Server::Starter - a superdaemon for hot-deploying server programs

SYNOPSIS

# from command line
% start_server --port=80 my_httpd

# in my_httpd
use Server::Starter qw(server_ports);

my $listen_sock = IO::Socket::INET->new(
    Proto => 'tcp',
);
$listen_sock->fdopen((values %{server_ports()})[0], 'w')
    or die "failed to bind to listening socket:$!";

while (1) {
    if (my $conn = $listen_sock->accept) {
        ....
    }
}

DESCRIPTION

It is often a pain to write a server program that supports graceful restarts, with no resource leaks. Server::Starter solves the problem by splitting the task into two. One is start_server, a script provided as a part of the module, which works as a superdaemon that binds to zero or more TCP ports or unix sockets, and repeatedly spawns the server program that actually handles the necessary tasks (for example, responding to incoming commenctions). The spawned server programs under Server::Starter call accept(2) and handle the requests.

To gracefully restart the server program, send SIGHUP to the superdaemon. The superdaemon spawns a new server program, and if (and only if) it starts up successfully, sends SIGTERM to the old server program.
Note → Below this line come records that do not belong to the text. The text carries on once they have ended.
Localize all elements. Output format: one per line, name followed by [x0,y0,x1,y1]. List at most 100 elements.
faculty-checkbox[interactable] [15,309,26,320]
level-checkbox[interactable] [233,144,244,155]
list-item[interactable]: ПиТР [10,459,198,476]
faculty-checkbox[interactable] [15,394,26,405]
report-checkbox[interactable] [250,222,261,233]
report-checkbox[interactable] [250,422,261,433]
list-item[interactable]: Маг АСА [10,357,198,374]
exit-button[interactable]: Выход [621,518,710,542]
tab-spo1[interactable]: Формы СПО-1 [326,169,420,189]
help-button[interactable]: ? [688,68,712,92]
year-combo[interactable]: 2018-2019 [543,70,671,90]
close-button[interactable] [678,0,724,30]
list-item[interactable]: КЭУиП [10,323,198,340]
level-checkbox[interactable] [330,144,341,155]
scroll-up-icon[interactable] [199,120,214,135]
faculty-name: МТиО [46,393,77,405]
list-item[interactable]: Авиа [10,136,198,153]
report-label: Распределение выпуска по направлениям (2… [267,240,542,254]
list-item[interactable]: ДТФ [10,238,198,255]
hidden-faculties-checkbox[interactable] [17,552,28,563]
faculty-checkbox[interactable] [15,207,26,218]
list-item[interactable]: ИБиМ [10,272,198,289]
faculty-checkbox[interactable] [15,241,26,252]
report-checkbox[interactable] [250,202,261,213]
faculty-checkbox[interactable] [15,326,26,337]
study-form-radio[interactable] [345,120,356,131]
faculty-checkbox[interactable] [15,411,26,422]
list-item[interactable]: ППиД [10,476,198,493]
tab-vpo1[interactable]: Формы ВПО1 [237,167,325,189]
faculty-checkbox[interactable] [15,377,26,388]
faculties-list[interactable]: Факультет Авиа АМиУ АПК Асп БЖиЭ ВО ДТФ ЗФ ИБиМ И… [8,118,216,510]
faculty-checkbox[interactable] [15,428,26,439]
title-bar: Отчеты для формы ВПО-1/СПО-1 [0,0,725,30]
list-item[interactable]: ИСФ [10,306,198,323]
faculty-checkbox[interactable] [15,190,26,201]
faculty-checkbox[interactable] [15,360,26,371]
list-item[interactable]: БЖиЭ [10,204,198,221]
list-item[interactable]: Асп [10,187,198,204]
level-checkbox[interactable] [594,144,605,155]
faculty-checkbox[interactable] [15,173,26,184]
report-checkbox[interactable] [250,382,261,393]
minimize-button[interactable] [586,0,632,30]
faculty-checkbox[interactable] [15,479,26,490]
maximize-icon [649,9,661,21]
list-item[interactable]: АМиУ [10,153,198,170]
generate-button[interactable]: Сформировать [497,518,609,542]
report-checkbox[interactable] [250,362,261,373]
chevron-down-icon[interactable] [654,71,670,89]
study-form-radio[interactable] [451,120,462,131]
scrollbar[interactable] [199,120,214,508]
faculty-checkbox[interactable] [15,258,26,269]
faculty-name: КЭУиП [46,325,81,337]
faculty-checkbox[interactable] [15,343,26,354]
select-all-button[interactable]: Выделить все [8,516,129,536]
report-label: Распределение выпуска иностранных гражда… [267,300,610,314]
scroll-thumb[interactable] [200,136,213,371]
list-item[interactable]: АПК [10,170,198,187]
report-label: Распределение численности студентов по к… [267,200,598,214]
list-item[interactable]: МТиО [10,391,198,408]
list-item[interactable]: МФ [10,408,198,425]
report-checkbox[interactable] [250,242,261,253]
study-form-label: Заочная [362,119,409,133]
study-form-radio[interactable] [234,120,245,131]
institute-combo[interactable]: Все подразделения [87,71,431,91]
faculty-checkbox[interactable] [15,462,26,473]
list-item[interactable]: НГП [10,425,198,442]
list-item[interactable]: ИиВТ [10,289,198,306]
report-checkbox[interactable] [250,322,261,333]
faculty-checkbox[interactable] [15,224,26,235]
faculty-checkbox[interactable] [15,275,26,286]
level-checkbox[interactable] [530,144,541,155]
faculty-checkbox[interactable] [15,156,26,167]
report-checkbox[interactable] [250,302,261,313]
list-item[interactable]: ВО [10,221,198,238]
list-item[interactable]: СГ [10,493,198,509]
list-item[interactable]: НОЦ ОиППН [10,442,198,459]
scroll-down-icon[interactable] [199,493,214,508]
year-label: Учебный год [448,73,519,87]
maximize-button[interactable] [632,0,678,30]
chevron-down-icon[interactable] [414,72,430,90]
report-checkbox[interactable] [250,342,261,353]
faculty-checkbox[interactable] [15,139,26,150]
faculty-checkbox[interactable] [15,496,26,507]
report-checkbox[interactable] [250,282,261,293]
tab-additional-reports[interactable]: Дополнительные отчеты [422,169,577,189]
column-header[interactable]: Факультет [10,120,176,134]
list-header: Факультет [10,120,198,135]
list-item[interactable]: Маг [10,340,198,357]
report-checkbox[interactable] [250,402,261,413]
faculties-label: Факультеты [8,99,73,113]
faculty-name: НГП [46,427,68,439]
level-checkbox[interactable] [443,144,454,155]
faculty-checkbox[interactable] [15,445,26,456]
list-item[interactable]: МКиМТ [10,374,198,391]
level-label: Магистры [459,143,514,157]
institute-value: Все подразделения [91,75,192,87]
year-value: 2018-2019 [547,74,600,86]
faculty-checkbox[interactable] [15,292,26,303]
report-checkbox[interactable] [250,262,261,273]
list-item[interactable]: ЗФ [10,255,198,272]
By using Server::Starter it is much easier to write a hot-deployable server. Following are the only requirements a server program to be run under Server::Starter should conform to:

- receive file descriptors to listen to through an environment variable - perform a graceful shutdown when receiving SIGTERM

A Net::Server personality that can be run under Server::Starter exists under the name Net::Server::SS::PreFork.

METHODS

server_ports

Returns zero or more file descriptors on which the server program should call accept(2) in a hashref. Each element of the hashref is: (host:port|port|path_of_unix_socket) => file_descriptor.

start_server

Starts the superdaemon. Used by the start_server script.

AUTHOR

Kazuho Oku

SEE ALSO

Net::Server::SS::PreFork

LICENSE

This library is free software; you can redistribute it and/or modify it under the same terms as Perl itself.